Na tarde da última quarta-feira (31), quem passasse pelo corredor das comissões da Câmara dos Deputados ouvia gritos à medida em que se aproximava do plenário oito, local marcado para a votação do projeto Escola Sem Partido.
“Abaixo a lei da mordaça!”, gritavam manifestantes contrários ao texto, com cartazes ligados a movimentos como UNE e CUT.
Enquanto isso, no plenário da Casa, deputados da oposição se apressavam em marcar presença para atingir o mínimo de 257 deputados para abrir a ordem do dia, a sessão de votação que derruba todos os outros trabalhos na Câmara.
A combinação resultou no adiamento da reunião que analisaria o relatório favorável à proposta, uma bandeira da bancada evangélica que tem o apoio do presidente eleito, Jair Bolsonaro (PSL).

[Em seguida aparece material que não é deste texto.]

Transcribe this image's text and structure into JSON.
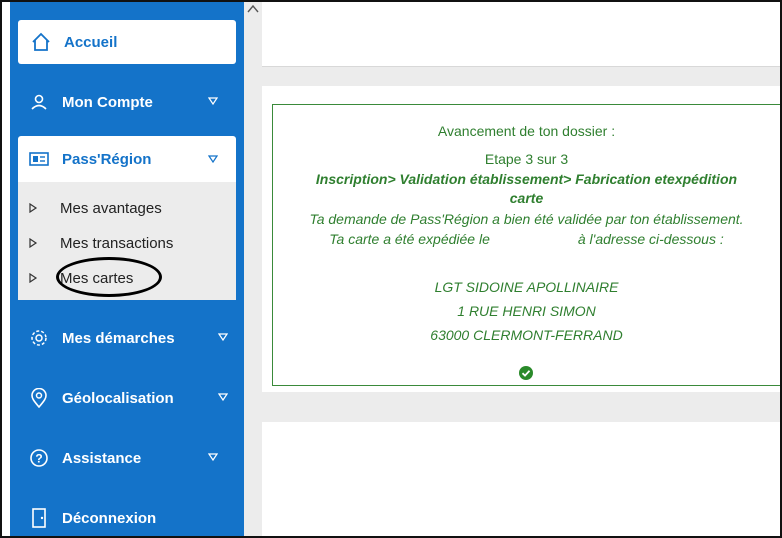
{
  "sidebar": {
    "items": [
      {
        "label": "Accueil",
        "icon": "home-icon"
      },
      {
        "label": "Mon Compte",
        "icon": "user-icon"
      },
      {
        "label": "Pass'Région",
        "icon": "card-icon"
      },
      {
        "label": "Mes démarches",
        "icon": "gear-icon"
      },
      {
        "label": "Géolocalisation",
        "icon": "location-pin-icon"
      },
      {
        "label": "Assistance",
        "icon": "question-icon"
      },
      {
        "label": "Déconnexion",
        "icon": "door-icon"
      }
    ],
    "submenu": [
      "Mes avantages",
      "Mes transactions",
      "Mes cartes"
    ]
  },
  "status_card": {
    "heading": "Avancement de ton dossier :",
    "step": "Etape 3 sur 3",
    "steps_line1": "Inscription> Validation établissement> Fabrication etexpédition",
    "steps_line2": "carte",
    "message_line1": "Ta demande de Pass'Région a bien été validée par ton établissement.",
    "message_line2_a": "Ta carte a été expédiée le",
    "message_line2_b": "à l'adresse ci-dessous :",
    "address": [
      "LGT SIDOINE APOLLINAIRE",
      "1 RUE HENRI SIMON",
      "63000 CLERMONT-FERRAND"
    ]
  },
  "colors": {
    "sidebar": "#1473c9",
    "success_text": "#2f7f2f",
    "check": "#2a8a2a"
  }
}
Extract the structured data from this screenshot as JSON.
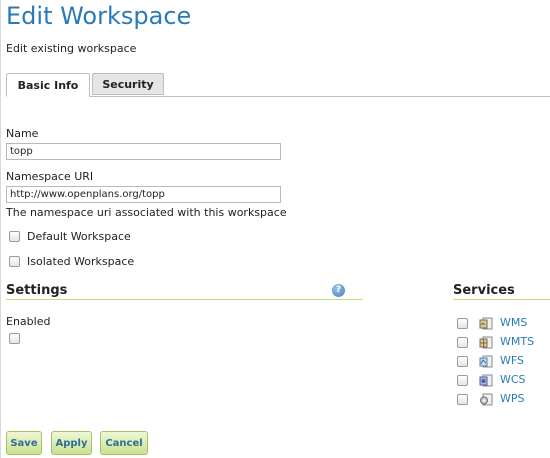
{
  "page": {
    "title": "Edit Workspace",
    "subtitle": "Edit existing workspace"
  },
  "tabs": [
    {
      "label": "Basic Info",
      "active": true
    },
    {
      "label": "Security",
      "active": false
    }
  ],
  "form": {
    "name_label": "Name",
    "name_value": "topp",
    "uri_label": "Namespace URI",
    "uri_value": "http://www.openplans.org/topp",
    "uri_help": "The namespace uri associated with this workspace",
    "default_label": "Default Workspace",
    "default_checked": false,
    "isolated_label": "Isolated Workspace",
    "isolated_checked": false
  },
  "settings": {
    "title": "Settings",
    "help_icon": "help-icon",
    "help_glyph": "?",
    "enabled_label": "Enabled",
    "enabled_checked": false
  },
  "services": {
    "title": "Services",
    "items": [
      {
        "label": "WMS",
        "icon": "map-icon",
        "checked": false
      },
      {
        "label": "WMTS",
        "icon": "tile-map-icon",
        "checked": false
      },
      {
        "label": "WFS",
        "icon": "feature-icon",
        "checked": false
      },
      {
        "label": "WCS",
        "icon": "coverage-icon",
        "checked": false
      },
      {
        "label": "WPS",
        "icon": "process-gear-icon",
        "checked": false
      }
    ]
  },
  "buttons": {
    "save": "Save",
    "apply": "Apply",
    "cancel": "Cancel"
  },
  "colors": {
    "title": "#2a7bb5",
    "link": "#2a7bb5",
    "section_rule": "#c9d97e",
    "button_top": "#eef7d6",
    "button_bottom": "#c9e18f",
    "button_text": "#2f6d96"
  }
}
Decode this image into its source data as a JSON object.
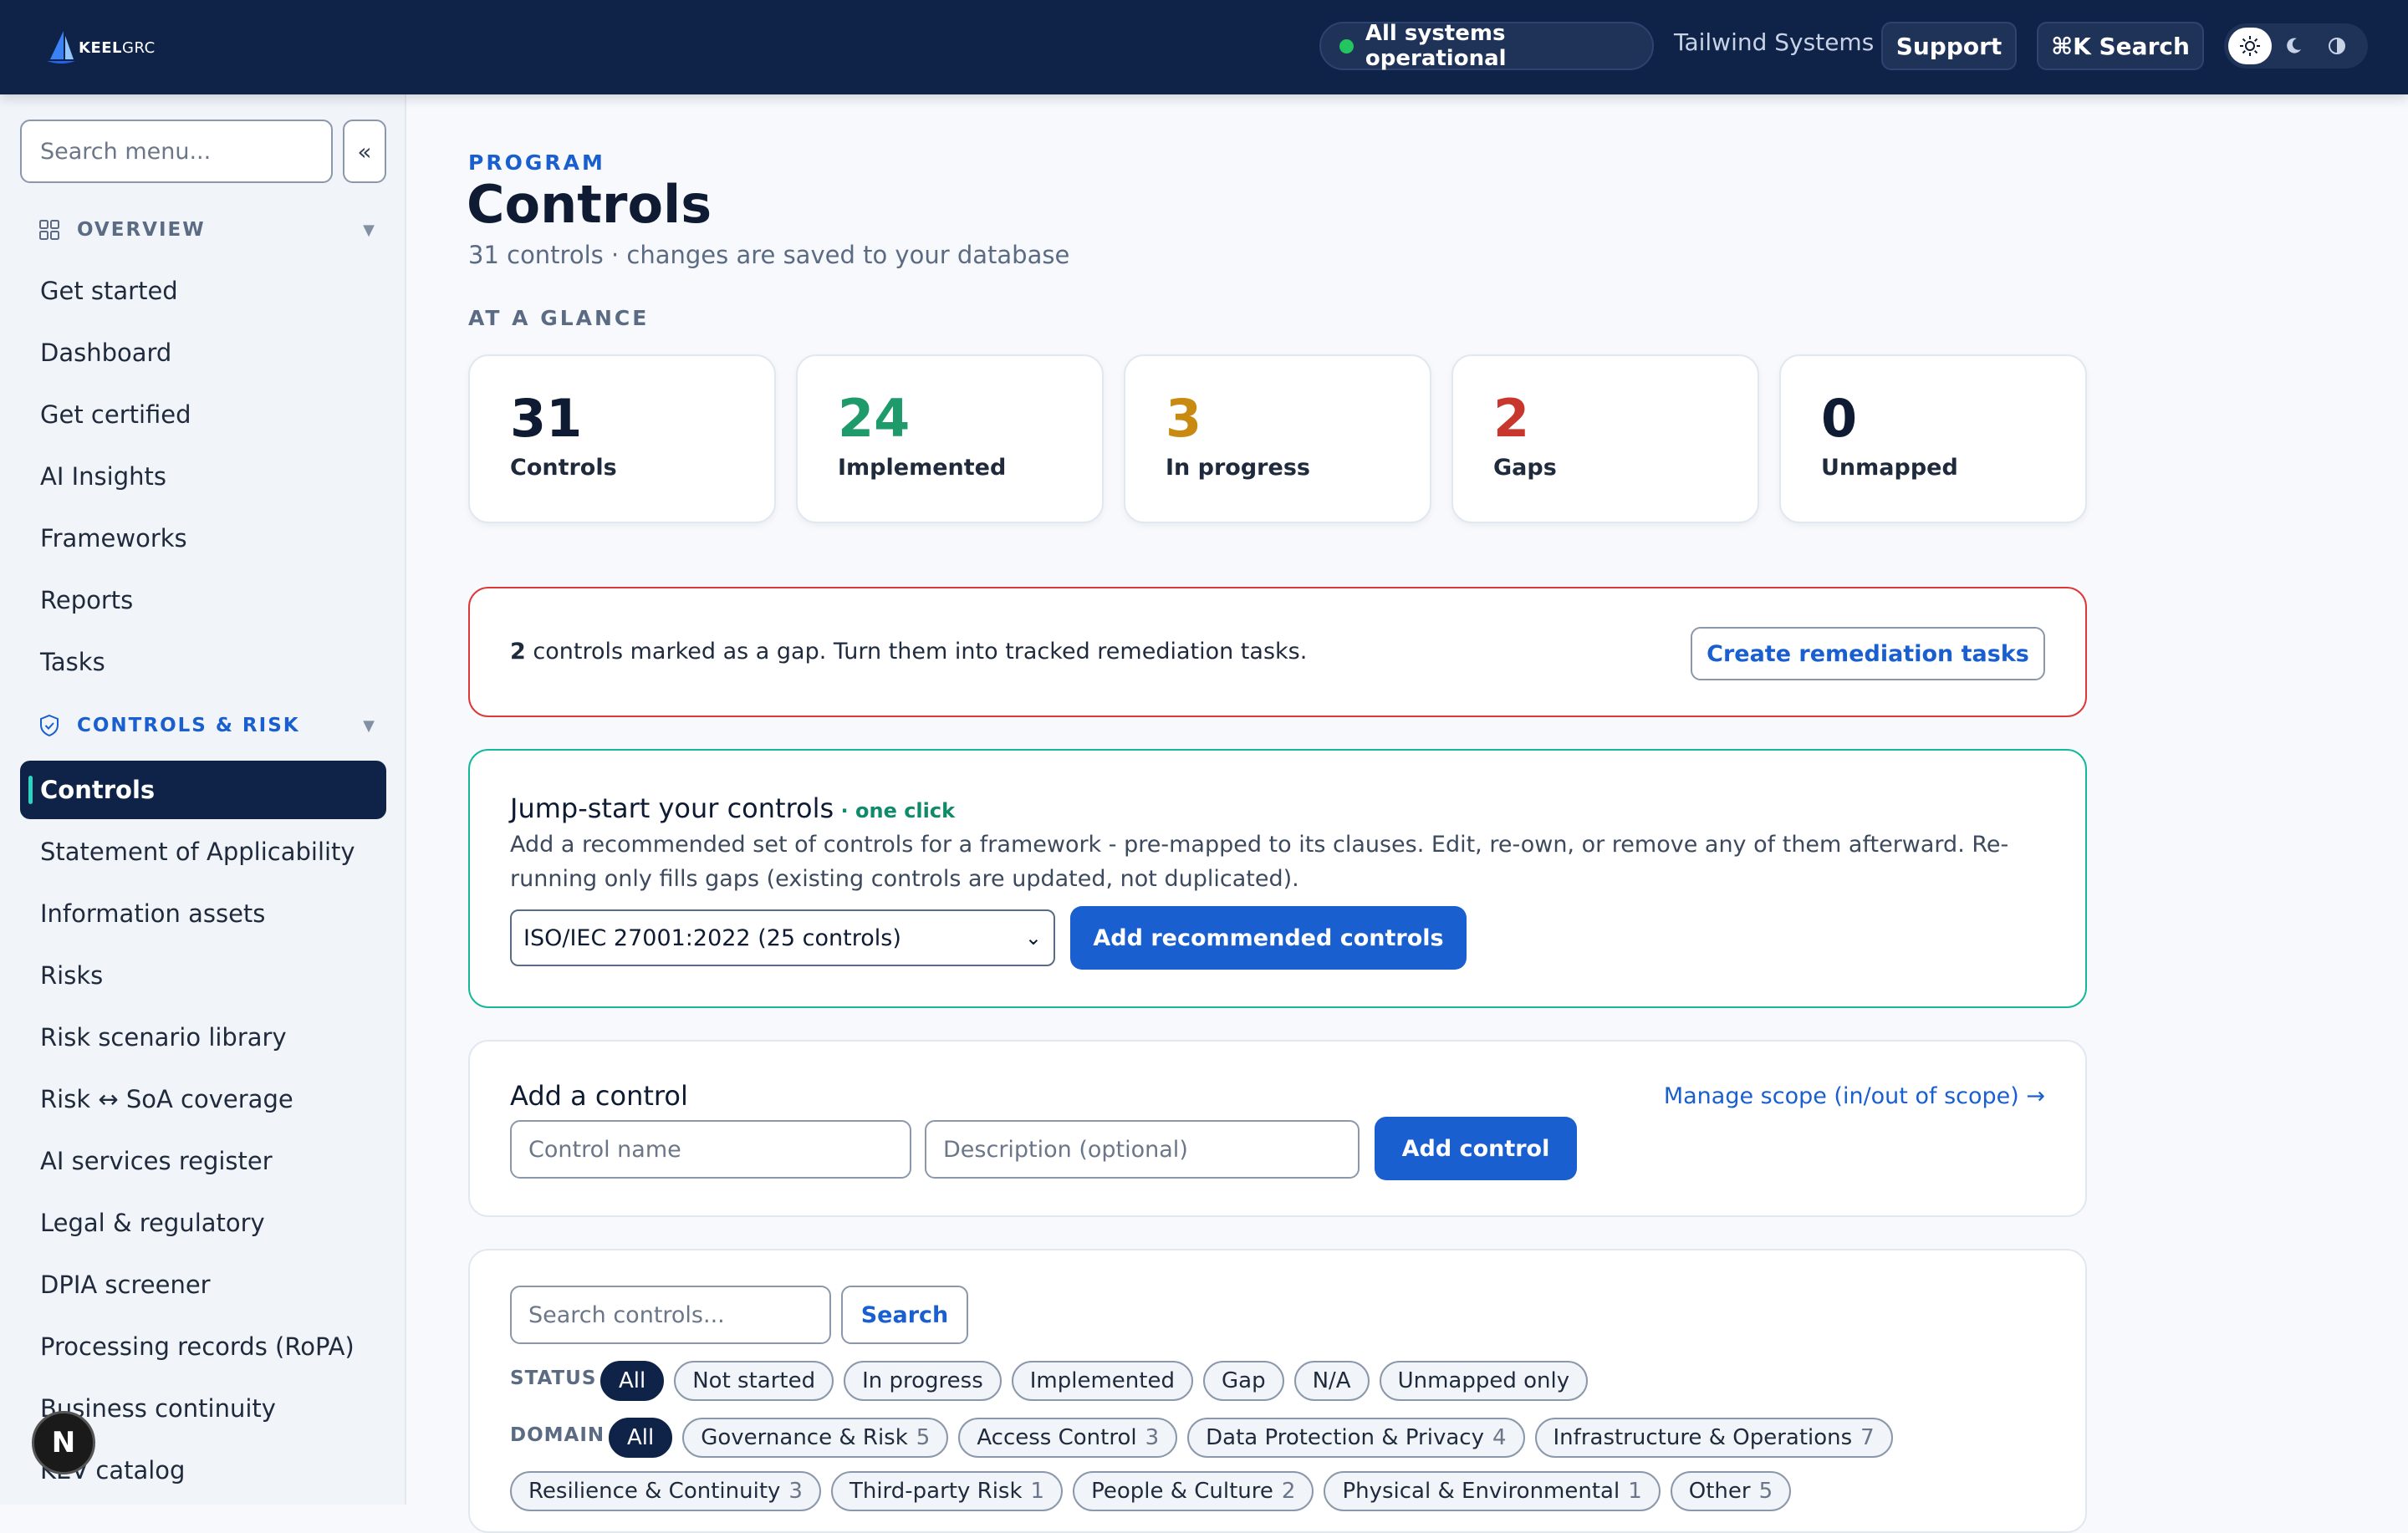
{
  "brand": {
    "name_bold": "KEEL",
    "name_light": "GRC"
  },
  "topbar": {
    "status": "All systems operational",
    "org": "Tailwind Systems",
    "support_label": "Support",
    "search_label": "⌘K Search",
    "theme_options": [
      "light",
      "dark",
      "system"
    ]
  },
  "sidebar": {
    "search_placeholder": "Search menu...",
    "collapse_label": "«",
    "sections": {
      "overview": "OVERVIEW",
      "controls_risk": "CONTROLS & RISK"
    },
    "overview_items": [
      "Get started",
      "Dashboard",
      "Get certified",
      "AI Insights",
      "Frameworks",
      "Reports",
      "Tasks"
    ],
    "controls_items": [
      "Controls",
      "Statement of Applicability",
      "Information assets",
      "Risks",
      "Risk scenario library",
      "Risk ↔ SoA coverage",
      "AI services register",
      "Legal & regulatory",
      "DPIA screener",
      "Processing records (RoPA)",
      "Business continuity",
      "KEV catalog"
    ],
    "active_item": "Controls",
    "fab_label": "N"
  },
  "page": {
    "eyebrow": "PROGRAM",
    "title": "Controls",
    "subtitle": "31 controls · changes are saved to your database",
    "glance_label": "AT A GLANCE"
  },
  "stats": [
    {
      "value": "31",
      "label": "Controls",
      "color": "#0f1b33"
    },
    {
      "value": "24",
      "label": "Implemented",
      "color": "#1f9a6a"
    },
    {
      "value": "3",
      "label": "In progress",
      "color": "#c98a12"
    },
    {
      "value": "2",
      "label": "Gaps",
      "color": "#c8372d"
    },
    {
      "value": "0",
      "label": "Unmapped",
      "color": "#0f1b33"
    }
  ],
  "gap_banner": {
    "count": "2",
    "text": " controls marked as a gap. Turn them into tracked remediation tasks.",
    "button": "Create remediation tasks"
  },
  "jumpstart": {
    "title": "Jump-start your controls",
    "tag": " · one click",
    "description": "Add a recommended set of controls for a framework - pre-mapped to its clauses. Edit, re-own, or remove any of them afterward. Re-running only fills gaps (existing controls are updated, not duplicated).",
    "selected_framework": "ISO/IEC 27001:2022 (25 controls)",
    "button": "Add recommended controls"
  },
  "add_control": {
    "title": "Add a control",
    "scope_link": "Manage scope (in/out of scope) →",
    "name_placeholder": "Control name",
    "desc_placeholder": "Description (optional)",
    "button": "Add control"
  },
  "list": {
    "search_placeholder": "Search controls...",
    "search_button": "Search",
    "status_label": "STATUS",
    "status_chips": [
      "All",
      "Not started",
      "In progress",
      "Implemented",
      "Gap",
      "N/A",
      "Unmapped only"
    ],
    "domain_label": "DOMAIN",
    "domain_chips": [
      {
        "label": "All",
        "count": ""
      },
      {
        "label": "Governance & Risk",
        "count": "5"
      },
      {
        "label": "Access Control",
        "count": "3"
      },
      {
        "label": "Data Protection & Privacy",
        "count": "4"
      },
      {
        "label": "Infrastructure & Operations",
        "count": "7"
      }
    ],
    "domain_chips_row2": [
      {
        "label": "Resilience & Continuity",
        "count": "3"
      },
      {
        "label": "Third-party Risk",
        "count": "1"
      },
      {
        "label": "People & Culture",
        "count": "2"
      },
      {
        "label": "Physical & Environmental",
        "count": "1"
      },
      {
        "label": "Other",
        "count": "5"
      }
    ]
  }
}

A estratégia demonstra como deve ser o processo de atuação da oposição no Legislativo. Com cerca de 150 deputados, apostará em táticas de obstrução, aliadas a protestos de movimentos sociais, para tentar travar a pauta conservadora.
Segundo o líder do PT, Paulo Pimenta (RS), a decisão de como agir é tomada dia a dia. “No caso do Escola Sem Partido, era importante dar presença para fazer cair a sessão da comissão. Em outros, evitamos dar quorum”, diz.
O chamado “kit obstrução” é amparado pelo regimento da Câmara e consiste em manobras para segurar votações.
Os deputados podem, por exemplo, deixar de registrar presença para evitar que se atinja o número mínimo necessário para se iniciar uma sessão.
Ou apresentar sucessivos requerimentos de procedimentos, que devem ser analisados antes de se chegar ao mérito do projeto. Podem ainda utilizar o máximo de tempo de fala a que têm direito, para alongar a sessão até a madrugada, testando a paciência dos colegas.
Além do PT, o PSOL também é favorável à tática. Ambos os partidos defendem a formação de uma “frente ampla” contra Bolsonaro.
“Temos disposição de construir unidade para defender direitos”, diz o presidente do PSOL, Juliano Medeiros.
O partido, que costuma trabalhar solo na Casa, às vezes em oposição até a outros do mesmo campo ideológico, diz que estaria disposto a agir em conjunto com figuras e parlamentares de fora da esquerda contrários à agenda de Bolsonaro.
Deputados ouvidos pela Folha dizem que pode haver, por exemplo, convergência no combate às políticas ambientais do PSL em partidos como Rede, PV e membros de siglas como o PSDB.
“Houve um amadurecimento do PSOL como partido, e o segundo turno é a prova disso. Foi a primeira vez que o partido apoiou um candidato à Presidência [Fernando Haddad, do PT], e a decisão foi tomada quase por unanimidade”, afirma Medeiros.
Representantes do partido se reuniram nesta semana com quadros do PT para começar as discussões sobre oposição a Bolsonaro.
De outro lado, porém, um bloco que se forma entre PDT, PSB e PC do B pode atrapalhar a estratégia.
Em entrevista após a primeira reunião das siglas, na terça (30), o líder do PDT, André Figueiredo (CE), disse que os partidos querem fazer “oposição propositiva” e e que não irão “obstruir por obstruir”.
O encontro, para o qual não foram convidados os líderes de PT e PSOL, causou mal estar com essas legendas.
“O que é oposição propositiva? Isso é como se a resistência espanhola tivesse tentado encontrar um ponto em comum na agenda do [ditador Francisco] Franco”, disse Pimenta.